Requires R (version 3.6.0 or higher). Installation on Windows requires RTools.
The package is easily installed using devtools.
devtools::install_github("mi-erasmusmc/Triton")
Altenatively, this repository is cloned or downloaded to a local machine, then the package is manually build in R.
The covariateSettings object for constructing the text representaton covariates over a cohort are created using the createTritonCovariateSettings() function.
Observation window - Text representations are created over an observation window, which is defined by the startDay and endDay relative to the cohort index date.

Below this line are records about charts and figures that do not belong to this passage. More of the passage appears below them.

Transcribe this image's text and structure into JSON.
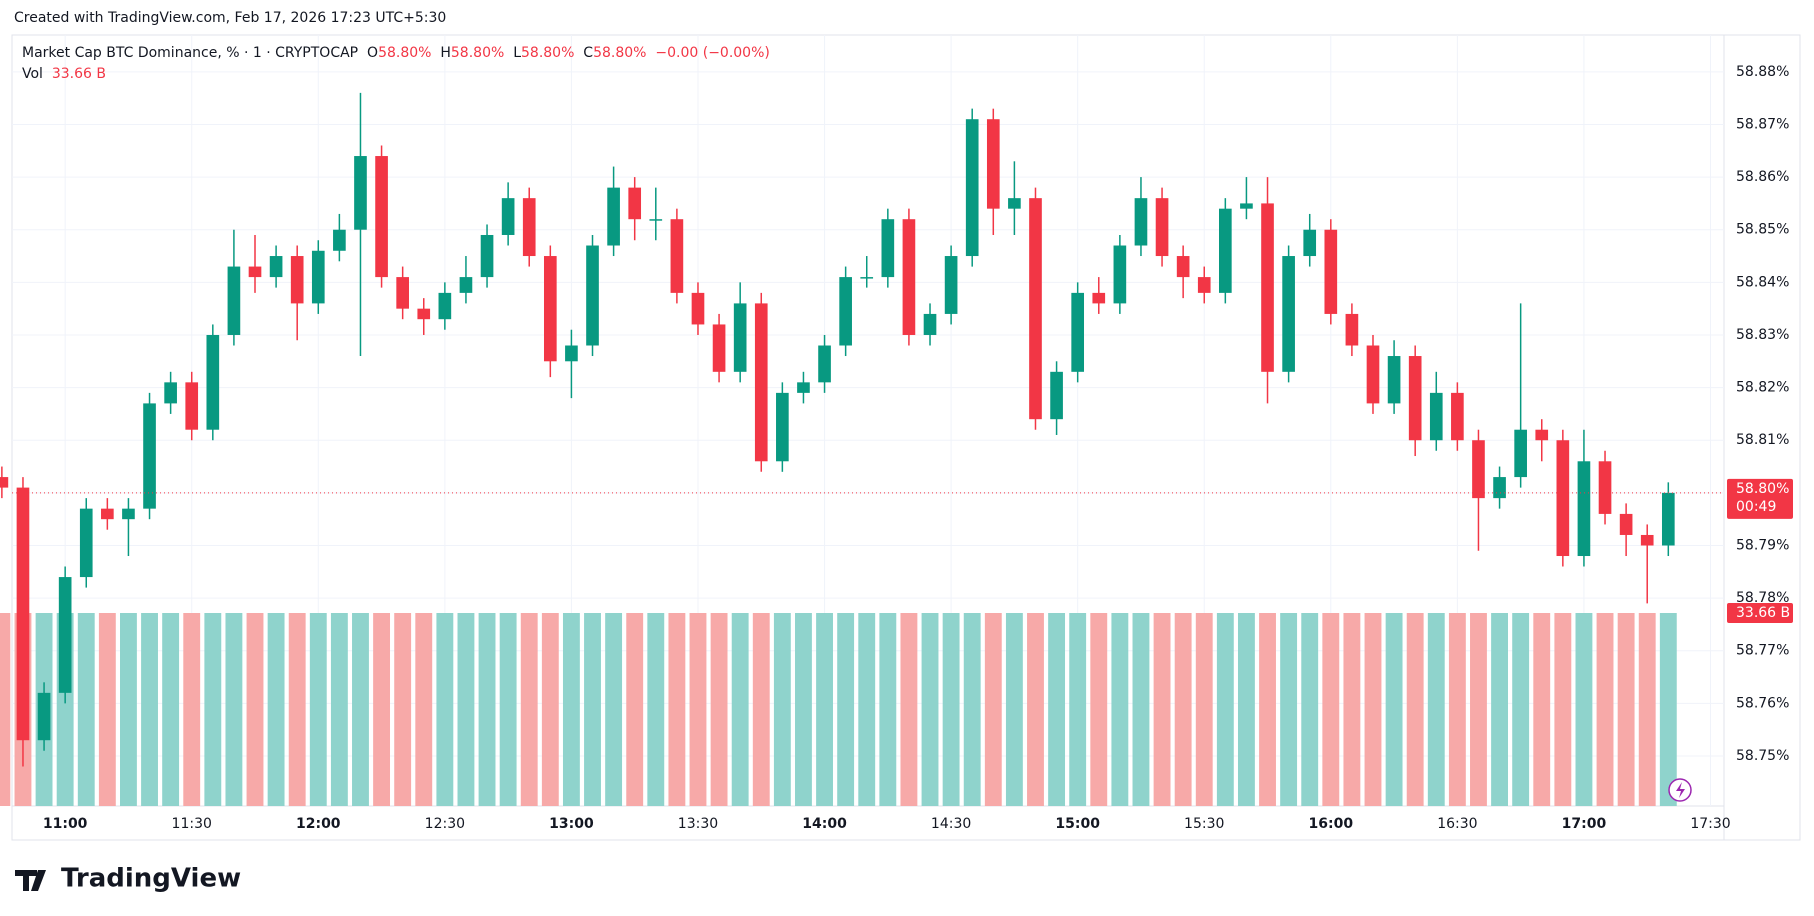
{
  "header": "Created with TradingView.com, Feb 17, 2026 17:23 UTC+5:30",
  "footer": "TradingView",
  "chart_data": {
    "type": "candlestick",
    "legend": {
      "symbol": "Market Cap BTC Dominance, % · 1 · CRYPTOCAP",
      "o_label": "O",
      "o": "58.80%",
      "h_label": "H",
      "h": "58.80%",
      "l_label": "L",
      "l": "58.80%",
      "c_label": "C",
      "c": "58.80%",
      "change": "−0.00 (−0.00%)",
      "vol_label": "Vol",
      "vol": "33.66 B"
    },
    "last_price_label": "58.80%",
    "countdown": "00:49",
    "volume_badge": "33.66 B",
    "up_color": "#089981",
    "down_color": "#f23645",
    "volume_up_color": "#8fd3cc",
    "volume_down_color": "#f7a9a8",
    "grid": true,
    "x": [
      645,
      650,
      655,
      660,
      665,
      670,
      675,
      680,
      685,
      690,
      695,
      700,
      705,
      710,
      715,
      720,
      725,
      730,
      735,
      740,
      745,
      750,
      755,
      760,
      765,
      770,
      775,
      780,
      785,
      790,
      795,
      800,
      805,
      810,
      815,
      820,
      825,
      830,
      835,
      840,
      845,
      850,
      855,
      860,
      865,
      870,
      875,
      880,
      885,
      890,
      895,
      900,
      905,
      910,
      915,
      920,
      925,
      930,
      935,
      940,
      945,
      950,
      955,
      960,
      965,
      970,
      975,
      980,
      985,
      990,
      995,
      1000,
      1005,
      1010,
      1015,
      1020,
      1025,
      1030,
      1035,
      1040
    ],
    "open": [
      58.803,
      58.801,
      58.753,
      58.762,
      58.784,
      58.797,
      58.795,
      58.797,
      58.817,
      58.821,
      58.812,
      58.83,
      58.843,
      58.841,
      58.845,
      58.836,
      58.846,
      58.85,
      58.864,
      58.841,
      58.835,
      58.833,
      58.838,
      58.841,
      58.849,
      58.856,
      58.845,
      58.825,
      58.828,
      58.847,
      58.858,
      58.852,
      58.852,
      58.838,
      58.832,
      58.823,
      58.836,
      58.806,
      58.819,
      58.821,
      58.828,
      58.841,
      58.841,
      58.852,
      58.83,
      58.834,
      58.845,
      58.871,
      58.854,
      58.856,
      58.814,
      58.823,
      58.838,
      58.836,
      58.847,
      58.856,
      58.845,
      58.841,
      58.838,
      58.854,
      58.855,
      58.823,
      58.845,
      58.85,
      58.834,
      58.828,
      58.817,
      58.826,
      58.81,
      58.819,
      58.81,
      58.799,
      58.803,
      58.812,
      58.81,
      58.788,
      58.806,
      58.796,
      58.792,
      58.79
    ],
    "high": [
      58.805,
      58.803,
      58.764,
      58.786,
      58.799,
      58.799,
      58.799,
      58.819,
      58.823,
      58.823,
      58.832,
      58.85,
      58.849,
      58.847,
      58.847,
      58.848,
      58.853,
      58.876,
      58.866,
      58.843,
      58.837,
      58.84,
      58.845,
      58.851,
      58.859,
      58.858,
      58.847,
      58.831,
      58.849,
      58.862,
      58.86,
      58.858,
      58.854,
      58.84,
      58.834,
      58.84,
      58.838,
      58.821,
      58.823,
      58.83,
      58.843,
      58.845,
      58.854,
      58.854,
      58.836,
      58.847,
      58.873,
      58.873,
      58.863,
      58.858,
      58.825,
      58.84,
      58.841,
      58.849,
      58.86,
      58.858,
      58.847,
      58.843,
      58.856,
      58.86,
      58.86,
      58.847,
      58.853,
      58.852,
      58.836,
      58.83,
      58.829,
      58.828,
      58.823,
      58.821,
      58.812,
      58.805,
      58.836,
      58.814,
      58.812,
      58.812,
      58.808,
      58.798,
      58.794,
      58.802
    ],
    "low": [
      58.799,
      58.748,
      58.751,
      58.76,
      58.782,
      58.793,
      58.788,
      58.795,
      58.815,
      58.81,
      58.81,
      58.828,
      58.838,
      58.839,
      58.829,
      58.834,
      58.844,
      58.826,
      58.839,
      58.833,
      58.83,
      58.831,
      58.836,
      58.839,
      58.847,
      58.843,
      58.822,
      58.818,
      58.826,
      58.845,
      58.848,
      58.848,
      58.836,
      58.83,
      58.821,
      58.821,
      58.804,
      58.804,
      58.817,
      58.819,
      58.826,
      58.839,
      58.839,
      58.828,
      58.828,
      58.832,
      58.843,
      58.849,
      58.849,
      58.812,
      58.811,
      58.821,
      58.834,
      58.834,
      58.845,
      58.843,
      58.837,
      58.836,
      58.836,
      58.852,
      58.817,
      58.821,
      58.843,
      58.832,
      58.826,
      58.815,
      58.815,
      58.807,
      58.808,
      58.808,
      58.789,
      58.797,
      58.801,
      58.806,
      58.786,
      58.786,
      58.794,
      58.788,
      58.779,
      58.788
    ],
    "close": [
      58.801,
      58.753,
      58.762,
      58.784,
      58.797,
      58.795,
      58.797,
      58.817,
      58.821,
      58.812,
      58.83,
      58.843,
      58.841,
      58.845,
      58.836,
      58.846,
      58.85,
      58.864,
      58.841,
      58.835,
      58.833,
      58.838,
      58.841,
      58.849,
      58.856,
      58.845,
      58.825,
      58.828,
      58.847,
      58.858,
      58.852,
      58.852,
      58.838,
      58.832,
      58.823,
      58.836,
      58.806,
      58.819,
      58.821,
      58.828,
      58.841,
      58.841,
      58.852,
      58.83,
      58.834,
      58.845,
      58.871,
      58.854,
      58.856,
      58.814,
      58.823,
      58.838,
      58.836,
      58.847,
      58.856,
      58.845,
      58.841,
      58.838,
      58.854,
      58.855,
      58.823,
      58.845,
      58.85,
      58.834,
      58.828,
      58.817,
      58.826,
      58.81,
      58.819,
      58.81,
      58.799,
      58.803,
      58.812,
      58.81,
      58.788,
      58.806,
      58.796,
      58.792,
      58.79,
      58.8
    ],
    "volume": [
      33.66,
      33.66,
      33.66,
      33.66,
      33.66,
      33.66,
      33.66,
      33.66,
      33.66,
      33.66,
      33.66,
      33.66,
      33.66,
      33.66,
      33.66,
      33.66,
      33.66,
      33.66,
      33.66,
      33.66,
      33.66,
      33.66,
      33.66,
      33.66,
      33.66,
      33.66,
      33.66,
      33.66,
      33.66,
      33.66,
      33.66,
      33.66,
      33.66,
      33.66,
      33.66,
      33.66,
      33.66,
      33.66,
      33.66,
      33.66,
      33.66,
      33.66,
      33.66,
      33.66,
      33.66,
      33.66,
      33.66,
      33.66,
      33.66,
      33.66,
      33.66,
      33.66,
      33.66,
      33.66,
      33.66,
      33.66,
      33.66,
      33.66,
      33.66,
      33.66,
      33.66,
      33.66,
      33.66,
      33.66,
      33.66,
      33.66,
      33.66,
      33.66,
      33.66,
      33.66,
      33.66,
      33.66,
      33.66,
      33.66,
      33.66,
      33.66,
      33.66,
      33.66,
      33.66,
      33.66
    ],
    "xlim": [
      647.4,
      1053.2
    ],
    "xticks": [
      {
        "value": 660,
        "label": "11:00"
      },
      {
        "value": 690,
        "label": "11:30"
      },
      {
        "value": 720,
        "label": "12:00"
      },
      {
        "value": 750,
        "label": "12:30"
      },
      {
        "value": 780,
        "label": "13:00"
      },
      {
        "value": 810,
        "label": "13:30"
      },
      {
        "value": 840,
        "label": "14:00"
      },
      {
        "value": 870,
        "label": "14:30"
      },
      {
        "value": 900,
        "label": "15:00"
      },
      {
        "value": 930,
        "label": "15:30"
      },
      {
        "value": 960,
        "label": "16:00"
      },
      {
        "value": 990,
        "label": "16:30"
      },
      {
        "value": 1020,
        "label": "17:00"
      },
      {
        "value": 1050,
        "label": "17:30"
      }
    ],
    "ylim": [
      58.7405,
      58.887
    ],
    "yticks": [
      {
        "value": 58.75,
        "label": "58.75%"
      },
      {
        "value": 58.76,
        "label": "58.76%"
      },
      {
        "value": 58.77,
        "label": "58.77%"
      },
      {
        "value": 58.78,
        "label": "58.78%"
      },
      {
        "value": 58.79,
        "label": "58.79%"
      },
      {
        "value": 58.8,
        "label": "58.80%"
      },
      {
        "value": 58.81,
        "label": "58.81%"
      },
      {
        "value": 58.82,
        "label": "58.82%"
      },
      {
        "value": 58.83,
        "label": "58.83%"
      },
      {
        "value": 58.84,
        "label": "58.84%"
      },
      {
        "value": 58.85,
        "label": "58.85%"
      },
      {
        "value": 58.86,
        "label": "58.86%"
      },
      {
        "value": 58.87,
        "label": "58.87%"
      },
      {
        "value": 58.88,
        "label": "58.88%"
      }
    ]
  }
}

Preprocessing - Preprocessing of the note text is done passing by passing a function(pipe_preprocess_function) that takes a unprocessed string as input and outputs a processed string (example: base::tolower).

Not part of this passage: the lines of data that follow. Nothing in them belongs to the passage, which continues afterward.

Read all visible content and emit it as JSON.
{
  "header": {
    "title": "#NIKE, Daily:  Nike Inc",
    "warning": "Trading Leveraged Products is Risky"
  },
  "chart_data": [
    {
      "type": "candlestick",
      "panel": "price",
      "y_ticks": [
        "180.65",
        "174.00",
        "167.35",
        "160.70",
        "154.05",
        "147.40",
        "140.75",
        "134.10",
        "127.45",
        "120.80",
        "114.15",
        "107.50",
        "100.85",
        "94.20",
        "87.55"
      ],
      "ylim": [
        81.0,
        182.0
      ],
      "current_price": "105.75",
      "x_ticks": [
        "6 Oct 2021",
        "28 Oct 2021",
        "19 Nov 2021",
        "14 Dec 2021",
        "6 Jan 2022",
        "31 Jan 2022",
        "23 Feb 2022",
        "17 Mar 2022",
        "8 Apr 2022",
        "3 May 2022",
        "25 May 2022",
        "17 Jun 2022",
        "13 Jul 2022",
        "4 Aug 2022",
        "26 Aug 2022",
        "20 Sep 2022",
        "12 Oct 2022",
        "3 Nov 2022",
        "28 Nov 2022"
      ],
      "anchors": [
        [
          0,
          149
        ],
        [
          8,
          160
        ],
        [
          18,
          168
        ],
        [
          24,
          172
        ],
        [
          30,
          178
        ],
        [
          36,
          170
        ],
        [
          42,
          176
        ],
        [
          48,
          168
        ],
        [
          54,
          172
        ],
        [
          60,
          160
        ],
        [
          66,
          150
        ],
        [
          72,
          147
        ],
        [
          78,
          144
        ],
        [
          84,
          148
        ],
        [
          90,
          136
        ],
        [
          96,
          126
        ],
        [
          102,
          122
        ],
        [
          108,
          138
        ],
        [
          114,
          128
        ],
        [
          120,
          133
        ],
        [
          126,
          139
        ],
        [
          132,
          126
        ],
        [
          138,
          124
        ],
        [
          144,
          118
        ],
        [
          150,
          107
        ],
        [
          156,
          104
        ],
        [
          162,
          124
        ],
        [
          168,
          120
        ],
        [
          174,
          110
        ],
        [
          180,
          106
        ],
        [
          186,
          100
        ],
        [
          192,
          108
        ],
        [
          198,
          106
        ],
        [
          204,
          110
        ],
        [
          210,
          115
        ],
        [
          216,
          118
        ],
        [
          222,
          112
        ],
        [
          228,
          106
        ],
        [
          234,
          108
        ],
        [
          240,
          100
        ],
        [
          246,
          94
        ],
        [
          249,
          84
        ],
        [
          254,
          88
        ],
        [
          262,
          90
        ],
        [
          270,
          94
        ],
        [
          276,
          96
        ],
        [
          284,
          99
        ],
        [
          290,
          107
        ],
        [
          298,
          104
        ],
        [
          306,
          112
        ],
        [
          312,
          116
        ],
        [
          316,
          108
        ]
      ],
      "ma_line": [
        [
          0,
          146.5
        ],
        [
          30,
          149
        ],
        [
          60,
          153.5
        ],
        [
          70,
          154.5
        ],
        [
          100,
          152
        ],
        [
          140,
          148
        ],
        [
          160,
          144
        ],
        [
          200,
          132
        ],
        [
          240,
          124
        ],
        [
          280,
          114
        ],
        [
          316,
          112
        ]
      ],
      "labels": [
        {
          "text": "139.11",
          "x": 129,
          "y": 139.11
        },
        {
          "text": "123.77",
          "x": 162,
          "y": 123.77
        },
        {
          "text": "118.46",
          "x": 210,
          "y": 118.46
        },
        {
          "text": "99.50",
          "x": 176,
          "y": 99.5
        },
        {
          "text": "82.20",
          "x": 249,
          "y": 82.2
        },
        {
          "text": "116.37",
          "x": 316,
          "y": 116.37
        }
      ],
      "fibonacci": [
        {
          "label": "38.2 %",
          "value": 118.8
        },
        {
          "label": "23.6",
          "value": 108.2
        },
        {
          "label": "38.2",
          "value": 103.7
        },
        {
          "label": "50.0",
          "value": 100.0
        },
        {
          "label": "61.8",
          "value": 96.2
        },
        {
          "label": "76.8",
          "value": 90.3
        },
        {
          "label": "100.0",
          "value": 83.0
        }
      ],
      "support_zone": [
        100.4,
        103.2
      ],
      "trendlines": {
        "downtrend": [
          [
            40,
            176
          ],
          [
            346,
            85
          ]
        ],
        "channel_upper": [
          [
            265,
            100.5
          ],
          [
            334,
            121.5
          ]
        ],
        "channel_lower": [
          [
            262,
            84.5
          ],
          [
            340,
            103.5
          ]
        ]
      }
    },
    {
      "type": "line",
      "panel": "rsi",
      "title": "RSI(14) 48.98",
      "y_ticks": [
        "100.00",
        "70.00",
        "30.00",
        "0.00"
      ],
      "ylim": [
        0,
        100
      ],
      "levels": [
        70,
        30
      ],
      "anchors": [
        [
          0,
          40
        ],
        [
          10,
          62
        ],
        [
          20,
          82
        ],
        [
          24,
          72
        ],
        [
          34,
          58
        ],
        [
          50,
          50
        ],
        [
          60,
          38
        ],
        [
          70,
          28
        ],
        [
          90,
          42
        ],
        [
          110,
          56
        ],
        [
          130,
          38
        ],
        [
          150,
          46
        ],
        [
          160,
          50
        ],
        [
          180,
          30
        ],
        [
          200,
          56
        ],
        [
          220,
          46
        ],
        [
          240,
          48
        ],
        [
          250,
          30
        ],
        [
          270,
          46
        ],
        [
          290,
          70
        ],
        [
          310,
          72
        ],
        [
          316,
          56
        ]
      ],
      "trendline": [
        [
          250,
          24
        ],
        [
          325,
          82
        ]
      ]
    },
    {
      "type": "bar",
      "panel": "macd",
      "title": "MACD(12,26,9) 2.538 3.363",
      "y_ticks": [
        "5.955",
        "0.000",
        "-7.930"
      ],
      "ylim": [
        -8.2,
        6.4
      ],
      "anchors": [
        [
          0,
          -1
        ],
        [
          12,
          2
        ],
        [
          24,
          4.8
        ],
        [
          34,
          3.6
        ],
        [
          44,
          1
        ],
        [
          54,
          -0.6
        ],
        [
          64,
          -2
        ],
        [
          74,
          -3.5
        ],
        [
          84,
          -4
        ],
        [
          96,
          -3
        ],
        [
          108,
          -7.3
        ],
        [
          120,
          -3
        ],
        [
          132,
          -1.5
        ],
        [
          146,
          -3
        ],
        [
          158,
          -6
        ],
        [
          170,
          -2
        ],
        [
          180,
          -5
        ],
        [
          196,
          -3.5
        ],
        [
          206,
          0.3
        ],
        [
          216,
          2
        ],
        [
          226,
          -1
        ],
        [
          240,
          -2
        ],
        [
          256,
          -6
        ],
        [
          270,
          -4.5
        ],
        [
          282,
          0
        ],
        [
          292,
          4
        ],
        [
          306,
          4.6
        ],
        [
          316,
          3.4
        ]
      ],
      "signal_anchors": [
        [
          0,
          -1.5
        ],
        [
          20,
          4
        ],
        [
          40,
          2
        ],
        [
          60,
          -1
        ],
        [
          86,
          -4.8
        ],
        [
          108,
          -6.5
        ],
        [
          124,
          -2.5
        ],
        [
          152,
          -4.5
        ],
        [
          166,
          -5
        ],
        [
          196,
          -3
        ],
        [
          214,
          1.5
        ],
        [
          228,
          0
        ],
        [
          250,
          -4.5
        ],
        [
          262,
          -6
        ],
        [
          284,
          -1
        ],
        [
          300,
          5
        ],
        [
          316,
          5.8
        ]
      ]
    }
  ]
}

Tokenization - A tokenizer function has to be provided (pipe_tokenizer_function) that takes a string as input and outputs a list of tokens (example: stringi::stri_split_boundaries or tokenizers::tokenize_words). For simplicity the tokenizer functions of quanteda are implemented within TRITON and can be used by passing the string "word" (for other options see quanteda docs).

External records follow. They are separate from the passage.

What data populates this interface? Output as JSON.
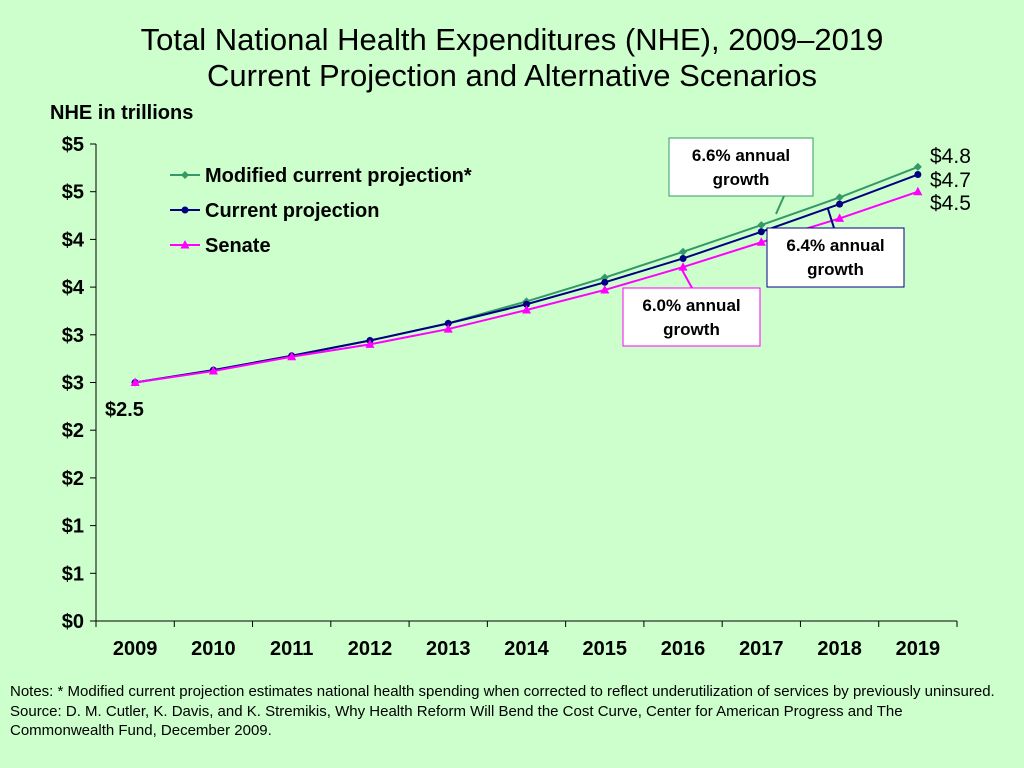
{
  "title_line1": "Total National Health Expenditures (NHE), 2009–2019",
  "title_line2": "Current Projection and Alternative Scenarios",
  "notes_line": "Notes: * Modified current projection estimates national health spending when corrected to reflect underutilization of services by previously uninsured.",
  "source_line": "Source: D. M. Cutler, K. Davis, and K. Stremikis, Why Health Reform Will Bend the Cost Curve, Center for American Progress and The Commonwealth Fund, December 2009.",
  "chart_data": {
    "type": "line",
    "ylabel": "NHE in trillions",
    "ylim": [
      0,
      5
    ],
    "yticks": [
      0,
      0.5,
      1,
      1.5,
      2,
      2.5,
      3,
      3.5,
      4,
      4.5,
      5
    ],
    "ytick_labels": [
      "$0",
      "$1",
      "$1",
      "$2",
      "$2",
      "$3",
      "$3",
      "$4",
      "$4",
      "$5",
      "$5"
    ],
    "x": [
      "2009",
      "2010",
      "2011",
      "2012",
      "2013",
      "2014",
      "2015",
      "2016",
      "2017",
      "2018",
      "2019"
    ],
    "legend_position": "top-left",
    "series": [
      {
        "name": "Modified current projection*",
        "color": "#339966",
        "marker": "diamond",
        "values": [
          2.5,
          2.63,
          2.78,
          2.94,
          3.12,
          3.35,
          3.6,
          3.87,
          4.15,
          4.44,
          4.76
        ]
      },
      {
        "name": "Current projection",
        "color": "#000080",
        "marker": "circle",
        "values": [
          2.5,
          2.63,
          2.78,
          2.94,
          3.12,
          3.32,
          3.55,
          3.8,
          4.08,
          4.37,
          4.68
        ]
      },
      {
        "name": "Senate",
        "color": "#ff00ff",
        "marker": "triangle",
        "values": [
          2.5,
          2.62,
          2.77,
          2.9,
          3.06,
          3.26,
          3.47,
          3.71,
          3.97,
          4.22,
          4.5
        ]
      }
    ],
    "annotations": {
      "start_value": "$2.5",
      "end_values": [
        "$4.8",
        "$4.7",
        "$4.5"
      ],
      "callouts": [
        {
          "label": "6.6% annual growth",
          "series": 0,
          "color": "#339966"
        },
        {
          "label": "6.4% annual growth",
          "series": 1,
          "color": "#000080"
        },
        {
          "label": "6.0% annual growth",
          "series": 2,
          "color": "#ff00ff"
        }
      ]
    }
  }
}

Stopwords - A list of terms can be provided (filter_stopwords) that will be removed from the tokenized text. Often stopwords are removed, which do not add much meaning to a sentence (example: stopwords::stopwords("en")). Note that choice of stopwords is language dependent.
Pruning - Pruning can be used to reduce the size of the vocabulary (the set of distinct terms in all the documents), by removing terms that occur very often or very little. Terms can be pruned based on their term frequency (occurence count) and document frequency (document count in which the term occurs). A maximimum and minimum can be provided for the term and document frequency (filter_term_count_min, filter_term_count_max, filter_doc_count_min, filter_doc_count_max). It is also possible to provide a maximum and minimum proportion for the doc frequency (example: filter_doc_proportion_max = 0.5, the term may occur in at most half of the documents).
Text Represenation - One or more text representations to be constructed and combined into the same covariateData object. Bag-of-Words representations are currently BoW_bin
for the binary term occurance, BoW_freq
for the term frequency, and BoW_tfidf
for the term frequency–inverse document frequency, a seperate covariate is created for each term.
A topic model (TopicModel_lsa
,TopicModel_lda
) can be trained or an existing topic model can be loaded to use the topic posterior probabilities as text representations.
An existing embedding can be used to create aggregated, averaged (WordEmb_avg
) or summed (WordEmb_sum
), word embedding representations.
This example creates covariateSettings for constructing TFIDF uni- and bigram covariates over a observation window of 30 days before the cohort index date. The raw note text is preprocessed by coversion to lowercase and word tokens are created using the quanteda word tokenizer, removing english stopwords. The words are pruned based on the frequency and the percentage of documents with a word.
triton_covariateSettings <- createTritonCovariateSettings(
# Observation window #
startDay = -30,
endDay = 0,
# NLP pipeline functions #
pipe_preprocess_function = tolower,
pipe_tokenizer_function = "word",
pipe_ngrams = 1:2,
# Prune the terms/vocabulary #
filter_stopwords = stopwords::stopwords("en"),
filter_term_count_min = 50,
filter_doc_proportion_max = 0.5,
filter_doc_proportion_min = 0.005,
# Specify the representations #
representations=c("BoW_tfidf"))
The R script file extras/Run_TRITON.r contains a more eleborate example.
- The default analysisId for the generated covariates is 999.
- Normaly the covariateId is the conceptId*1000 + analysisId. The text represenations do not have conceptIds so the covariateId for each covariate is a randomnumber*1000 + 999 (i.e. 1885860999).